PROM - Not Exactly a Fun Night Out

September 23, 2008

What Is Premature Rupture of Membranes?

Occurring in about 10 percent of all pregnancies, premature rupture of membranes is a situation in which there is a breaking open of the amniotic sac before labor actually begins. Should this happen before 30 weeks gestation, it is called preterm premature rupture of membranes, or PPROM.

A rupture of the membranes may occur naturally at the end of the pregnancy as a result of the natural weakening of the membranes or from the force of contractions. PPROM, before term rupture of the membranes, is frequently caused by an infection in the uterus. There are other factors to consider which may be linked to PROM including situations in which a woman is not able to obtain proper prenatal care, sexually transmitted diseases like Chlamydia or gonorrhea, a previous preterm birth, vaginal bleeding and smoking cigarettes during the pregnancy.

The Problems PROM and PPROM Can Cause

The premature rupture of the membranes is a complicating factor in nearly one third of all premature births with a likelihood that the baby will be born within one week of the rupture. Serious infection of the placental tissues, called chorioamnionitis, is very dangerous to both mother and baby. Other difficulties which may arise include the early detachment of the placenta from the uterus, called placental abruption, the compression of the umbilical cord, the need for a caesarean delivery and infection after delivery.

Symptoms of PROM

While each woman may experience different symptoms of PROM, there are some which are common to the condition such as leaking or gushing of water from the vagina and a constant wetness in the undergarments. If either of these symptoms is present, or if there are any symptoms which are causing uneasiness, consult the physician for a proper diagnosis, as PROM symptoms are similar to other conditions as well.

Diagnosis and Treatment of PROM

The doctor will be able to diagnose PROM in several different ways; by examining the cervix (which may show signs of liquid leaking from the cervical opening), by testing the pH of the fluid and by checking dried fluid under a microscope. An ultrasound may be ordered in which the doctor is able to view internal organs and their functioning as well as assess blood flow through veins and arteries.

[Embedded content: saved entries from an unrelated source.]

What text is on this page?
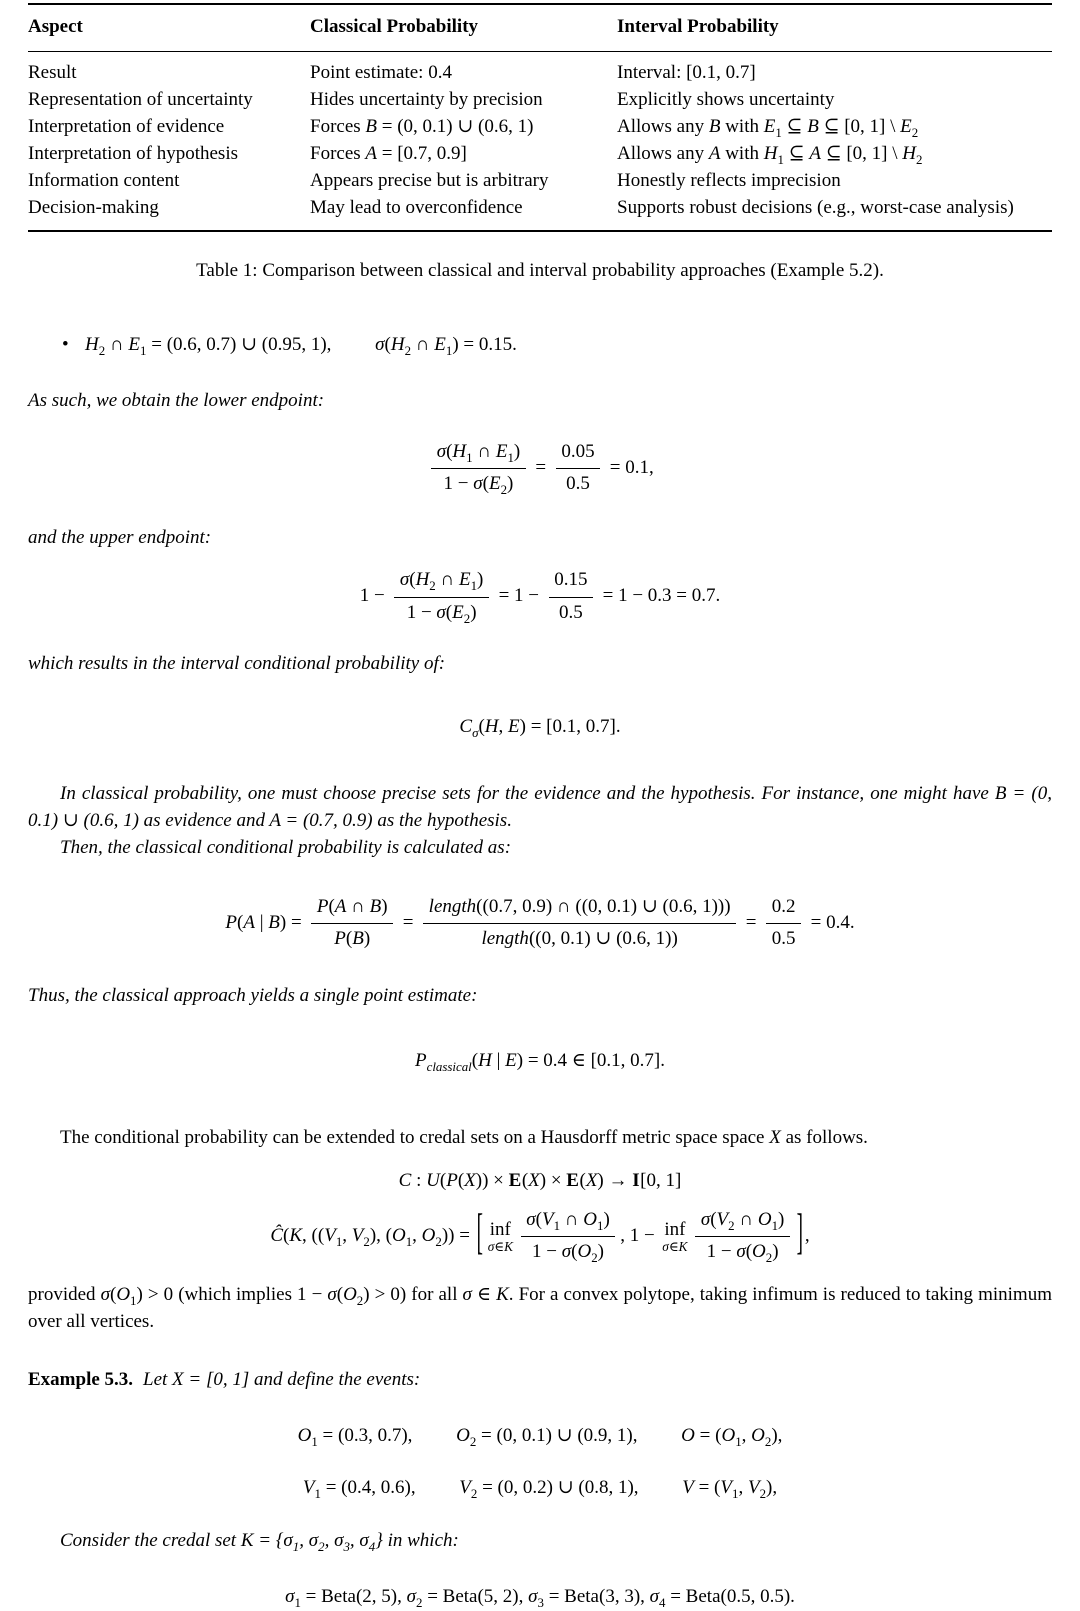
Aspect	Classical Probability	Interval Probability
Result	Point estimate: 0.4	Interval: [0.1, 0.7]
Representation of uncertainty	Hides uncertainty by precision	Explicitly shows uncertainty
Interpretation of evidence	Forces B = (0, 0.1) ∪ (0.6, 1)	Allows any B with $E_1$ ⊆ B ⊆ [0, 1] \ $E_2$
Interpretation of hypothesis	Forces A = [0.7, 0.9]	Allows any A with $H_1$ ⊆ A ⊆ [0, 1] \ $H_2$
Information content	Appears precise but is arbitrary	Honestly reflects imprecision
Decision-making	May lead to overconfidence	Supports robust decisions (e.g., worst-case analysis)
Table 1: Comparison between classical and interval probability approaches (Example 5.2).
• $H_2$ ∩ $E_1 = (0.6$, 0.7) ∪ (0.95, 1), $\sigma(H_2$ ∩ $E_1) = 0.15$.

As such, we obtain the lower endpoint:

$\frac{\sigma(H_1 \cap E_1)}{1 - \sigma(E_2)} = \frac{0.05}{0.5} = 0.1$,

and the upper endpoint:

$1 - \frac{\sigma(H_2 \cap E_1)}{1 - \sigma(E_2)} = 1 - \frac{0.15}{0.5} = 1 - 0.3 = 0.7$.

which results in the interval conditional probability of:

$C_\sigma(H$, E) = [0.1, 0.7].

In classical probability, one must choose precise sets for the evidence and the hypothesis. For instance, one might have B = (0, 0.1) ∪ (0.6, 1) as evidence and A = (0.7, 0.9) as the hypothesis.

Then, the classical conditional probability is calculated as:

P(A | $B) = \frac{P(A \cap B)}{P(B)}$ =
length((0.7, 0.9) ∩ ((0, 0.1) ∪ (0.6, 1)))
length((0, 0.1) ∪ (0.6, 1))
= $\frac{0.2}{0.5} = 0.4$.

Thus, the classical approach yields a single point estimate:

$P_{classical}(H$ | E) = 0.4 ∈ [0.1, 0.7].

The conditional probability can be extended to credal sets on a Hausdorff metric space space X as follows.

C : U(P(X)) × E(X) × E(X) → I[0, 1]
Ĉ(K, (($V_1$, $V_2$), ($O_1$, $O_2$)) = [ inf
σ∈K $\frac{\sigma(V_1 \cap O_1)}{1 - \sigma(O_2)}$ , 1 − inf
σ∈K $\frac{\sigma(V_2 \cap O_1)}{1 - \sigma(O_2)}$ ],

provided $\sigma(O_1) > 0$ (which implies $1 - \sigma(O_2) > 0$) for all σ ∈ K. For a convex polytope, taking infimum is reduced to taking minimum over all vertices.

Example 5.3. Let X = [0, 1] and define the events:

$O_1 = (0.3$, 0.7), $O_2 = (0$, 0.1) ∪ (0.9, 1), $O = (O_1$, $O_2$),
$V_1 = (0.4$, 0.6), $V_2 = (0$, 0.2) ∪ (0.8, 1), $V = (V_1$, $V_2$),

Consider the credal set $K = \{\sigma_1$, $\sigma_2$, $\sigma_3$, $\sigma_4$} in which:

$\sigma_1$ = Beta(2, 5), $\sigma_2$ = Beta(5, 2), $\sigma_3$ = Beta(3, 3), $\sigma_4$ = Beta(0.5, 0.5).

Specific treatment will be determined based upon health, the general state of the pregnancy and medical history. Other considerations may be the extent of the condition and expectations in terms of the course of the condition, medication tolerances and allergies and personal preferences and opinions. It may be necessary to be hospitalized or, on the other hand, the leakage from the cervical opening may seal over on its own. Regardless, monitoring is essential to guard against infection. Such things as pain, fever, and changes in the fetal heart rate and lab tests are all essential to the treatment of PROM. Medications to help the baby develop and to be stronger should a premature birth take place are also part of the treatment procedures.

Smoking is a Strong Link TO PROM

There is no way to prevent PROM, however, there is a strong link between smoking and this condition which should be a warning to all pregnant women.